Le cinéaste Habib Mestiri vient d’achever le premier film produit dans le cadre du Fonds d’aide au développement de la coproduction cinématographique tuniso-italienne, en collaboration avec les deux sociétés de production, à savoir la tunisienne “Mind Shift” et l’italienne “7th Art International Agency”.
Instauré en vertu de la convention signée le 11 mai 2018, le fonds s’insère dans le cadre de l’accord bilatéral de coproduction cinématographique conclu le 29 octobre 1988 entre la Tunisie et l’Italie.
Il s’agit d’un film documentaire de création de 70 minutes qui a été tourné en Italie, en Espagne et en Tunisie, grâce au soutien du Fonds d’encouragement à la création littéraire et artistique du ministère tunisien de la Culture, de l’Office national du tourisme tunisien et de l’Institut culturel italien Tunisie.
Le film sera projeté en avant-première mondiale, ce mardi 30 novembre 2021 à 18h30 à la Cinémathèque tunisienne à la Cité de la Culture Chedli Klibi, en présence de l’équipe du film.
Le film nous fait découvrir le passé glorieux, mais méconnu de Tabarka, et l’épopée tabarquine .
En 1544, Charles Quint, à l’issue d’un traité signé avec le Bey de Tunis Moulay Hassan, qui lui accordait l’autorisation de fonder des places fortes sur les côtes tunisiennes et celle de pêcher le corail, favorisa l’installation de Gênois dans l’îlot de Tabarka (aujourd’hui presqu’île), qui devint vite un comptoir prospère, sous la direction de la puissante famille des Lomellini. La population, qui y vécut près de 200 ans et atteignit jusqu’à 1800 personnes, s’adonna à la pêche du corail et au commerce des produits régionaux, dont le blé, exporté à Gênes.

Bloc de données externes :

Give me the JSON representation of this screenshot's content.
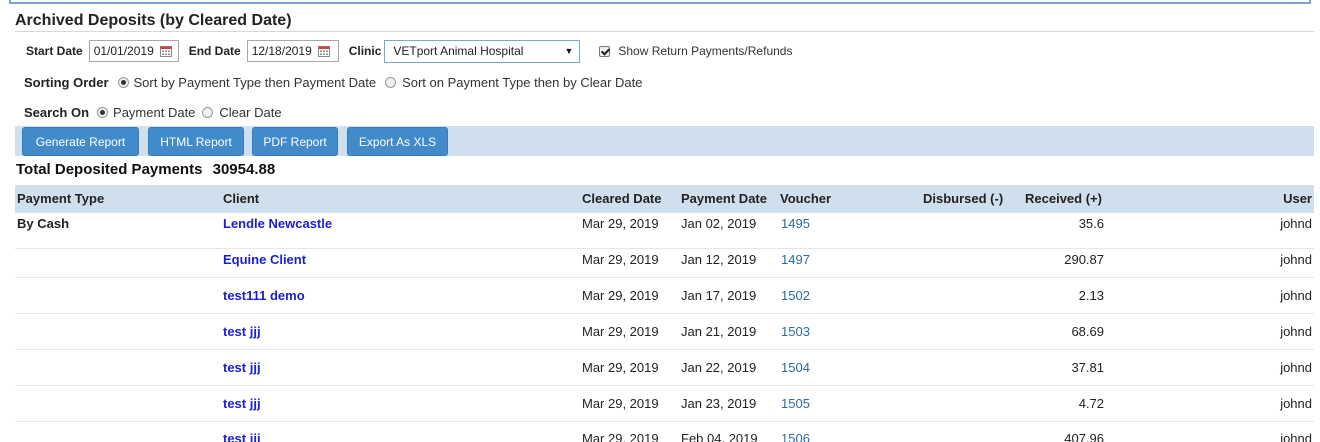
{
  "page": {
    "title": "Archived Deposits (by Cleared Date)"
  },
  "filters": {
    "start_date_label": "Start Date",
    "start_date_value": "01/01/2019",
    "end_date_label": "End Date",
    "end_date_value": "12/18/2019",
    "clinic_label": "Clinic",
    "clinic_value": "VETport Animal Hospital",
    "show_returns_label": "Show Return Payments/Refunds",
    "show_returns_checked": true,
    "sorting_label": "Sorting Order",
    "sort_option_1": "Sort by Payment Type then Payment Date",
    "sort_option_2": "Sort on Payment Type then by Clear Date",
    "search_on_label": "Search On",
    "search_option_1": "Payment Date",
    "search_option_2": "Clear Date"
  },
  "buttons": {
    "generate": "Generate Report",
    "html": "HTML Report",
    "pdf": "PDF Report",
    "xls": "Export As XLS"
  },
  "totals": {
    "label": "Total Deposited Payments",
    "value": "30954.88"
  },
  "table": {
    "headers": {
      "payment_type": "Payment Type",
      "client": "Client",
      "cleared_date": "Cleared Date",
      "payment_date": "Payment Date",
      "voucher": "Voucher",
      "disbursed": "Disbursed (-)",
      "received": "Received (+)",
      "user": "User"
    },
    "rows": [
      {
        "type": "By Cash",
        "client": "Lendle Newcastle",
        "cleared": "Mar 29, 2019",
        "paid": "Jan 02, 2019",
        "voucher": "1495",
        "received": "35.6",
        "user": "johnd"
      },
      {
        "type": "",
        "client": "Equine Client",
        "cleared": "Mar 29, 2019",
        "paid": "Jan 12, 2019",
        "voucher": "1497",
        "received": "290.87",
        "user": "johnd"
      },
      {
        "type": "",
        "client": "test111 demo",
        "cleared": "Mar 29, 2019",
        "paid": "Jan 17, 2019",
        "voucher": "1502",
        "received": "2.13",
        "user": "johnd"
      },
      {
        "type": "",
        "client": "test jjj",
        "cleared": "Mar 29, 2019",
        "paid": "Jan 21, 2019",
        "voucher": "1503",
        "received": "68.69",
        "user": "johnd"
      },
      {
        "type": "",
        "client": "test jjj",
        "cleared": "Mar 29, 2019",
        "paid": "Jan 22, 2019",
        "voucher": "1504",
        "received": "37.81",
        "user": "johnd"
      },
      {
        "type": "",
        "client": "test jjj",
        "cleared": "Mar 29, 2019",
        "paid": "Jan 23, 2019",
        "voucher": "1505",
        "received": "4.72",
        "user": "johnd"
      },
      {
        "type": "",
        "client": "test jjj",
        "cleared": "Mar 29, 2019",
        "paid": "Feb 04, 2019",
        "voucher": "1506",
        "received": "407.96",
        "user": "johnd"
      }
    ]
  },
  "colors": {
    "accent": "#428bca",
    "header_band": "#cfdfee",
    "link": "#1a1fd0"
  }
}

Par ailleurs, les Tabarquins ou “Tabarchini”, comme on les désignait dans les registres tunisiens jusqu’à la fin du XVIIIe siècle, créèrent une société originale qui empruntait au milieu local certains de ses modes de vie et des éléments de sa culture. Nombre d’entre eux, dont les élites, sont devenus bilingues, et ont vu leur langue d’origine s’enrichir de mots et de concepts empruntés à la langue arabe et aux autochtones.
C’est ce qui permit à certains, quand le comptoir fut détruit en 1741, de s’intégrer à la société tunisienne, de trouver des emplois à la mesure de leur compétence et de former le noyau central de la communauté chrétienne de Tunis, tout en gardant des liens avec ceux qui, partis de Tunisie, fondèrent les trois “nouvelles” Tabarka : Carloforte et Calasetta, dans deux îles au sud-ouest de la Sardaigne et NuevaTabarca, au large d’Alicante, en Espagne.
Les “Tabarchini” d’outre-mer n’ont jamais oublié leur patrie africaine et, depuis 2008, les liens se sont resserrés avec Tabarka. Les témoignages culturels de l’histoire, qu’ils partagèrent pendant deux siècles avec Tabarka et son arrière-pays, sont nombreux et vivaces dans bien des domaines. Par exemple la pratique, y compris chez les plus jeunes, du “tabarchino”, langue reconnue par la Sardaigne comme langue minoritaire, les chansons qui parlent d’horizons lointains, la cuisine, dont la fabrication du couscous, “il cahscà”, et de bien d’autres plats aux senteurs de l’Afrique du Nord.
L’héritage immatériel de l’épopée tabarquine, qui se transmet de génération en génération, est une belle illustration de ce que la Méditerranée peut donner de mieux en matière de solidarité séculaire et de culture commune, c’est pourquoi ce film vient pour soutenir la demande de l’inscription de cet héritage au Patrimoine culturel immatériel de l’UNESCO.